Department of Anesthesiology and Pain Medicine, Konkuk University Hospital, Seoul, Korea.
Department of Anesthesiology and Pain Medicine, Seoul National University Boramae Hospital, Seoul, Korea.
Department of Anesthesiology and Pain Medicine, Seoul National University Hospital, Seoul, Korea.
Department of Anesthesiology and Pain Medicine, Chung-Ang University Hospital, Seoul, Korea. paindoctor@paran.com
Abstract

BACKGROUND: Nucleoplasty is a minimally invasive spinal surgery using a Coblation(R) technique that creates small voids within the disc. The purpose of this study was to evaluate the efficacy of cervical nucleoplasty in patients with cervical disc disorder.
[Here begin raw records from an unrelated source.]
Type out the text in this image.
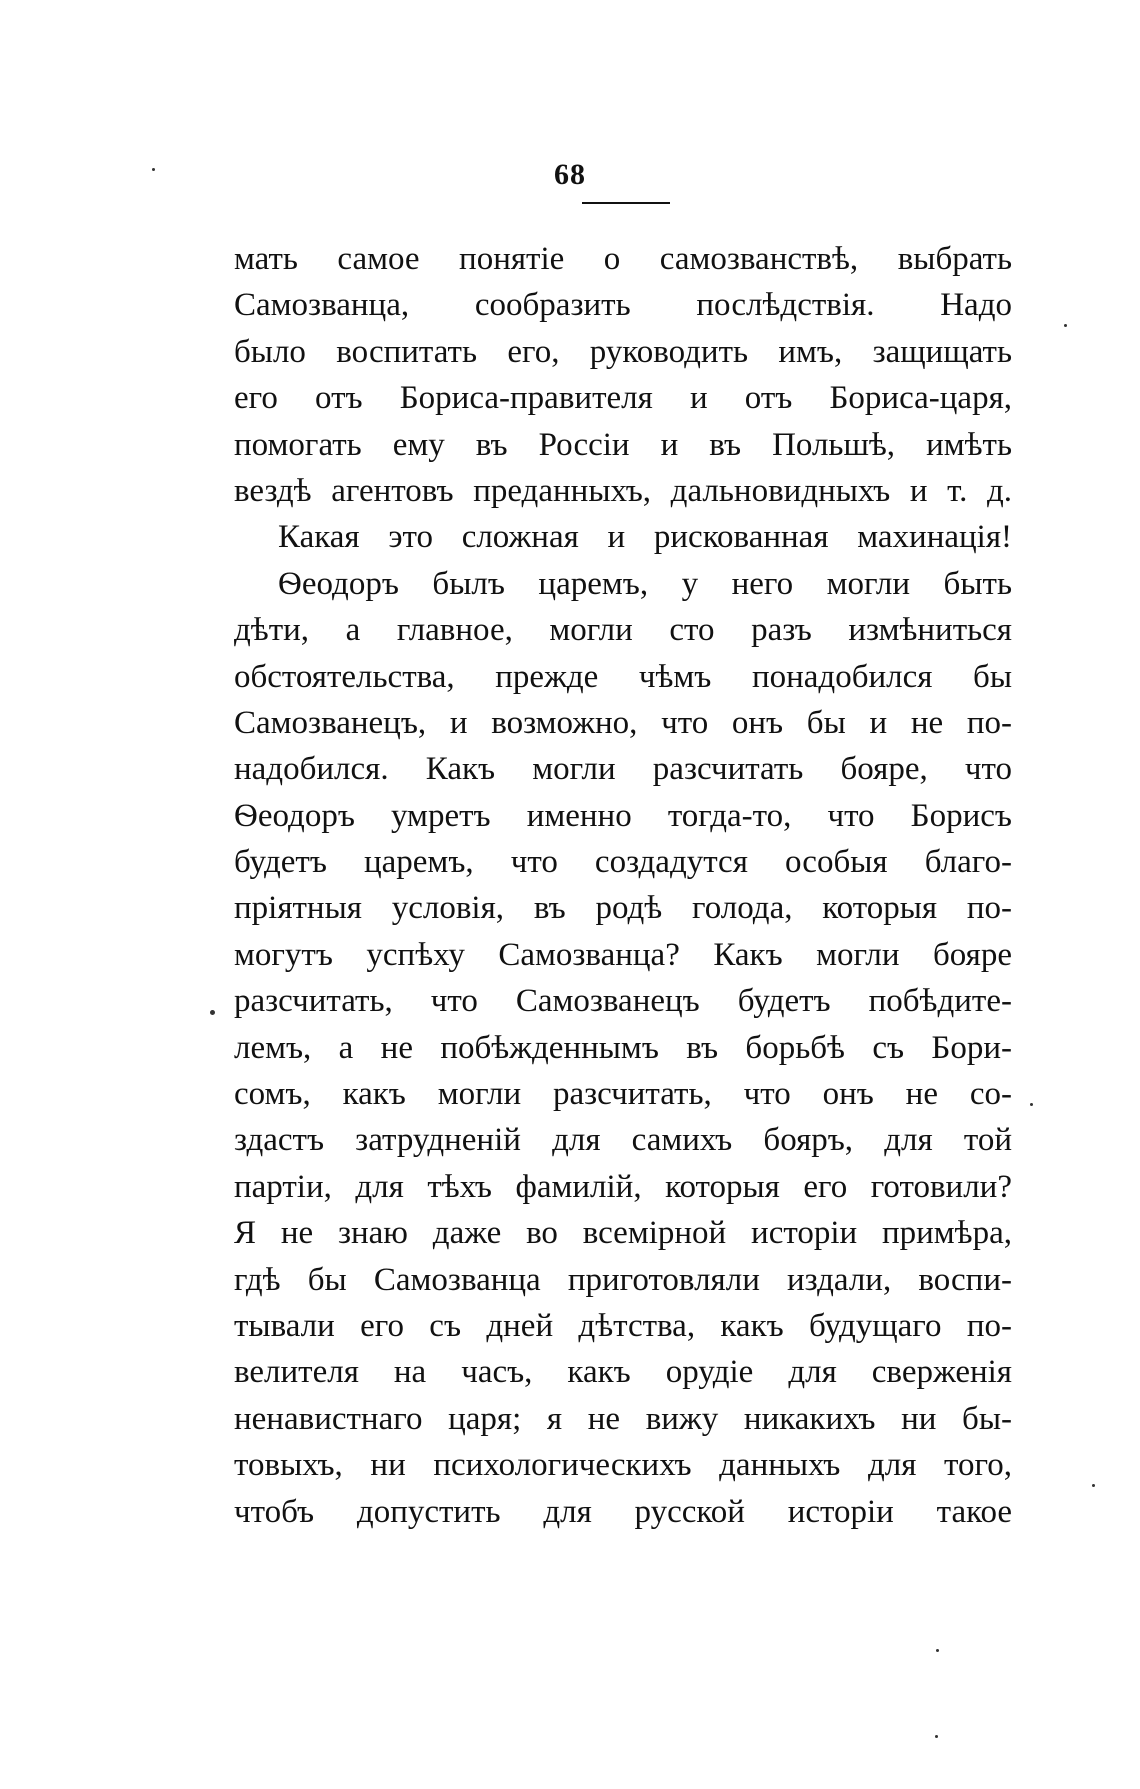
68
мать самое понятіе о самозванствѣ, выбрать
Самозванца, сообразить послѣдствія. Надо
было воспитать его, руководить имъ, защищать
его отъ Бориса-правителя и отъ Бориса-царя,
помогать ему въ Россіи и въ Польшѣ, имѣть
вездѣ агентовъ преданныхъ, дальновидныхъ и т. д.
Какая это сложная и рискованная махинація!
Ѳеодоръ былъ царемъ, у него могли быть
дѣти, а главное, могли сто разъ измѣниться
обстоятельства, прежде чѣмъ понадобился бы
Самозванецъ, и возможно, что онъ бы и не по-
надобился. Какъ могли разсчитать бояре, что
Ѳеодоръ умретъ именно тогда-то, что Борисъ
будетъ царемъ, что создадутся особыя благо-
пріятныя условія, въ родѣ голода, которыя по-
могутъ успѣху Самозванца? Какъ могли бояре
разсчитать, что Самозванецъ будетъ побѣдите-
лемъ, а не побѣжденнымъ въ борьбѣ съ Бори-
сомъ, какъ могли разсчитать, что онъ не со-
здастъ затрудненій для самихъ бояръ, для той
партіи, для тѣхъ фамилій, которыя его готовили?
Я не знаю даже во всемірной исторіи примѣра,
гдѣ бы Самозванца приготовляли издали, воспи-
тывали его съ дней дѣтства, какъ будущаго по-
велителя на часъ, какъ орудіе для сверженія
ненавистнаго царя; я не вижу никакихъ ни бы-
товыхъ, ни психологическихъ данныхъ для того,
чтобъ допустить для русской исторіи такое
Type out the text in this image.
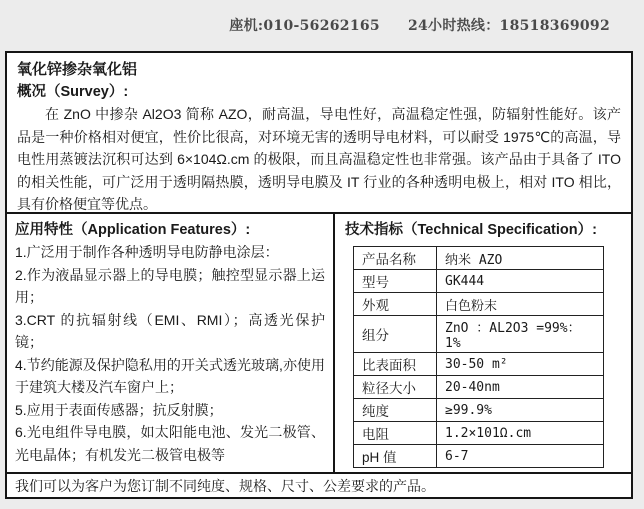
座机:010-56262165 24小时热线：18518369092
氧化锌掺杂氧化铝
概况（Survey）:

在 ZnO 中掺杂 Al2O3 简称 AZO，耐高温，导电性好，高温稳定性强，防辐射性能好。该产品是一种价格相对便宜，性价比很高，对环境无害的透明导电材料，可以耐受 1975℃的高温，导电性用蒸镀法沉积可达到 6×104Ω.cm 的极限，而且高温稳定性也非常强。该产品由于具备了 ITO 的相关性能，可广泛用于透明隔热膜，透明导电膜及 IT 行业的各种透明电极上，相对 ITO 相比，具有价格便宜等优点。

应用特性（Application Features）:
1.广泛用于制作各种透明导电防静电涂层：
2.作为液晶显示器上的导电膜；触控型显示器上运用；
3.CRT 的抗辐射线（EMI、RMI）；高透光保护镜；
4.节约能源及保护隐私用的开关式透光玻璃,亦使用于建筑大楼及汽车窗户上；
5.应用于表面传感器；抗反射膜；
6.光电组件导电膜，如太阳能电池、发光二极管、光电晶体；有机发光二极管电极等
技术指标（Technical Specification）:
产品名称	纳米 AZO
型号	GK444
外观	白色粉末
组分	ZnO ：AL2O3 =99%：1%
比表面积	30-50 m²
粒径大小	20-40nm
纯度	≥99.9%
电阻	1.2×101Ω.cm
pH 值	6-7
我们可以为客户为您订制不同纯度、规格、尺寸、公差要求的产品。
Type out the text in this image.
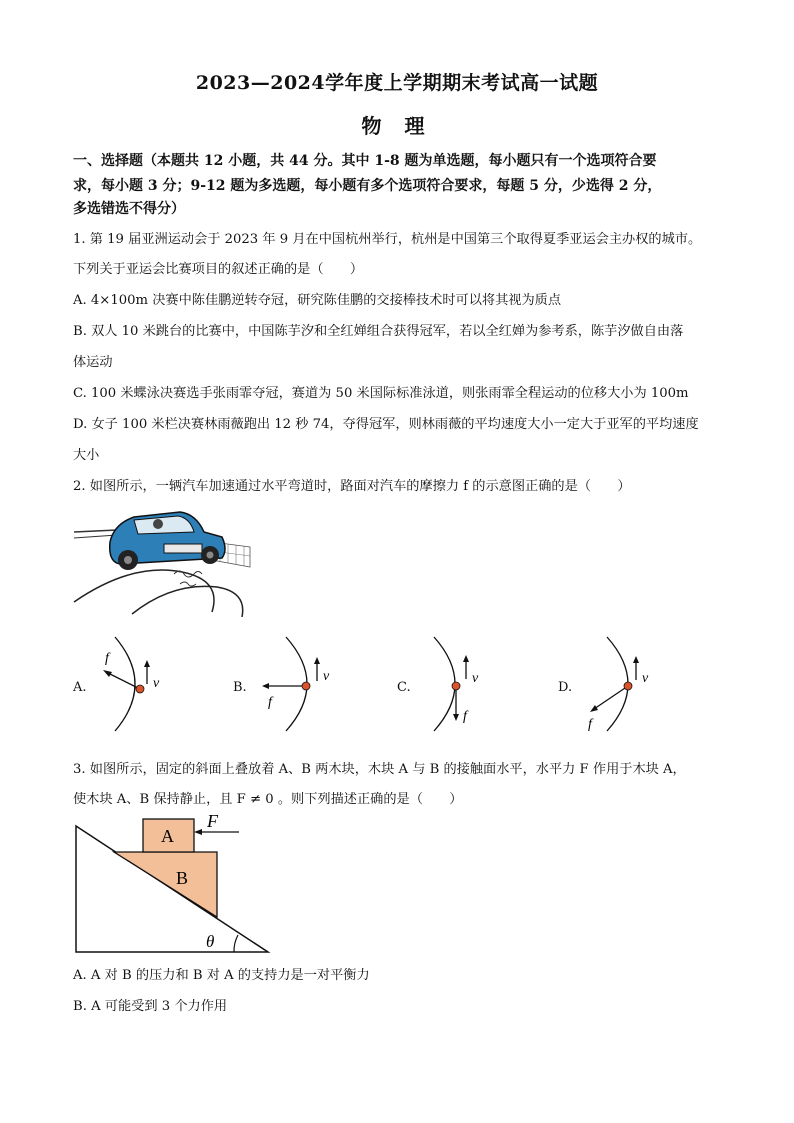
2023—2024学年度上学期期末考试高一试题
物 理
一、选择题（本题共 12 小题，共 44 分。其中 1-8 题为单选题，每小题只有一个选项符合要
求，每小题 3 分；9-12 题为多选题，每小题有多个选项符合要求，每题 5 分，少选得 2 分，
多选错选不得分）
1. 第 19 届亚洲运动会于 2023 年 9 月在中国杭州举行，杭州是中国第三个取得夏季亚运会主办权的城市。
下列关于亚运会比赛项目的叙述正确的是（　　）
A. 4×100m 决赛中陈佳鹏逆转夺冠，研究陈佳鹏的交接棒技术时可以将其视为质点
B. 双人 10 米跳台的比赛中，中国陈芋汐和全红婵组合获得冠军，若以全红婵为参考系，陈芋汐做自由落
体运动
C. 100 米蝶泳决赛选手张雨霏夺冠，赛道为 50 米国际标准泳道，则张雨霏全程运动的位移大小为 100m
D. 女子 100 米栏决赛林雨薇跑出 12 秒 74，夺得冠军，则林雨薇的平均速度大小一定大于亚军的平均速度
大小
2. 如图所示，一辆汽车加速通过水平弯道时，路面对汽车的摩擦力 f 的示意图正确的是（　　）
A.
f
v	B.
f
v
C.
f
v
D.
f
v
3. 如图所示，固定的斜面上叠放着 A、B 两木块，木块 A 与 B 的接触面水平，水平力 F 作用于木块 A，
使木块 A、B 保持静止，且 F ≠ 0 。则下列描述正确的是（　　）
A
B
F
θ
A. A 对 B 的压力和 B 对 A 的支持力是一对平衡力
B. A 可能受到 3 个力作用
METHODS: Between March 2008 and December 2009, 22 patients with cervical disc disorders were treated with cervical nucleoplasty after failed conservative treatment. All procedures were performed under local anesthesia, and fluoroscopic guidance and voids were created in the disc with the Perc(TM) DC Spine Wand(TM). Clinical outcomes were evaluated by the Modified Macnab criteria and VAS score at preprocedure, postprocedure 1 month, and 6 months. RESULTS: Six patients had one, eight patients had two and eight patients had three discs treated; a total of 46 procedures was performed. Mean VAS reduced from 9.3 at preprocedure to 3.7 at postprocedure 1 month and to 3.4 at postprocedure 6 months. There was no significant complication related to the procedure within the first month. Outcomes were good or excellent in 17/22 (77.3%) cases. Postprocedure magnetic resonance imaging was acquired in two patients after two months showing morphologic evidence of volume reduction of protruded disc material in one patient but not in the other. CONCLUSIONS: Percutaneous decompression with a nucleoplasty using a Coblation(R) technique in the treatment of cervical disc disorder is a safe, minimally-invasive and less uncomfortable procedure, with an excellent short-term clinical outcome.